Nel caso di specie il vizio del consenso accertato in sede ecclesiastica era costituito, ex art. 1095 CJC, da una "grave carenza di discrezione di giudizio circa i diritti e i doveri matrimoniali essenziali da dare ed accettare reciprocamente" e non da un'incapacità di intendere e di volere che avesse inficiato il consenso prestato nei termini richiesti dall'art. 120 cod. civ., rimanendo così irrilevante, per come dedotto, al fine di giustificare la delibazione della statuizione.
6. Il secondo motivo di ricorso assume, ai sensi dell'art. 360, comma 1, n. 4, cod. proc. civ., la nullità della sentenza impugnata a causa della violazione degli art. 24 e 111 Cost., giacché la stessa non ha offerto alcuna motivazione in ordine alla mancata acquisizione delle prove documentali di cui era stata richiesta la produzione, che erano finalizzate a contrastare l'eccezione di esistenza di una convivenza ultratriennale.
7. Il motivo è inammissibile.
Il vizio di motivazione per omessa ammissione della prova testimoniale o di altra prova può essere denunciato per cassazione solo nel caso in cui esso investa un punto decisivo della controversia e, quindi, ove la prova non ammessa o non esaminata in concreto sia idonea a dimostrare circostanze tali da invalidare, con un giudizio di certezza e non di mera probabilità, l'efficacia delle altre risultanze istruttorie che hanno determinato il convincimento del giudice di merito, di modo che la ratio decidendi risulti priva di fondamento (Cass. 16214/2019, Cass. 5654/2017).
Le prove documentali trascurate non avevano simili caratteristiche, perché erano di tenore contrastante con la prova logica che i giudici distrettuali hanno inteso valorizzare in principalità, costituita dalla nascita di due figli in costanza di matrimonio fra il 2001 e il 2006, e risultavano superate dalle altre risultanze documentali apprezzate dalla corte di merito all'interno della decisione impugnata, ove si è fatto richiamo alla motivazione della sentenza ecclesiastica (la quale registrava che una prima separazione di fatto si era verificata nel settembre 2010, a cui era seguita quella legale nell'aprile 2011, e che i due coniugi avevano poi ripreso la convivenza coniugale fino a quando essa si era definitivamente interrotta nel 2014) ed al fatto che la separazione dei coniugi in sede civile era stata pronunciata nel 2018 dal Tribunale di Civitavecchia, a definizione di un giudizio iniziato nel 2014.

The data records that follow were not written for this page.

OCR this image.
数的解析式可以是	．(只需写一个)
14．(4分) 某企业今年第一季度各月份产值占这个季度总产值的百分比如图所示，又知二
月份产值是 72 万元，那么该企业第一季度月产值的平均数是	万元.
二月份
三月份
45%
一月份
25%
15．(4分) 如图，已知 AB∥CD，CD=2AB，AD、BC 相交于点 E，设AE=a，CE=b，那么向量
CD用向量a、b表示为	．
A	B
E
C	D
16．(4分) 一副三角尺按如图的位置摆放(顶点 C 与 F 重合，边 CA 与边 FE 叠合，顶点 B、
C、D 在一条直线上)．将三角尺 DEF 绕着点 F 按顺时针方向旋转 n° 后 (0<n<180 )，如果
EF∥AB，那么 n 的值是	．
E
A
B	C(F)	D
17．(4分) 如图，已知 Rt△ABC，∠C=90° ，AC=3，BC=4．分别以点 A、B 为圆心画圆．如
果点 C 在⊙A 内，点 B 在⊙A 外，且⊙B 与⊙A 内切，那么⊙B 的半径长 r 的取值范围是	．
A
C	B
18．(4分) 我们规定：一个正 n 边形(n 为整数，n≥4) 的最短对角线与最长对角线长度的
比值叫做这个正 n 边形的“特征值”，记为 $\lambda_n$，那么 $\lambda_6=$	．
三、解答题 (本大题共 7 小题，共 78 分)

8. In forza dei motivi sopra illustrati il ricorso deve essere dichiarato inammissibile.
P.Q.M.
La Corte dichiara inammissibile il ricorso e condanna il ricorrente al rimborso delle spese del giudizio di cassazione, che liquida in Euro 4.200, di cui Euro 200 per esborsi, oltre accessori come per legge e contributo spese generali nella misura del 15%.
Ai sensi dell'art. 13, comma 1-quater, del D.P.R. 30 maggio 2002, n. 115, nel testo introdotto dall'art. 1, comma 17, della legge 24 dicembre 2012, n. 228, si dà atto della sussistenza dei presupposti processuali per il versamento, da parte del ricorrente, dell'ulteriore importo a titolo di contributo unificato, pari a quello per il ricorso, a norma del comma 1-bis dello stesso art. 13, ove dovuto.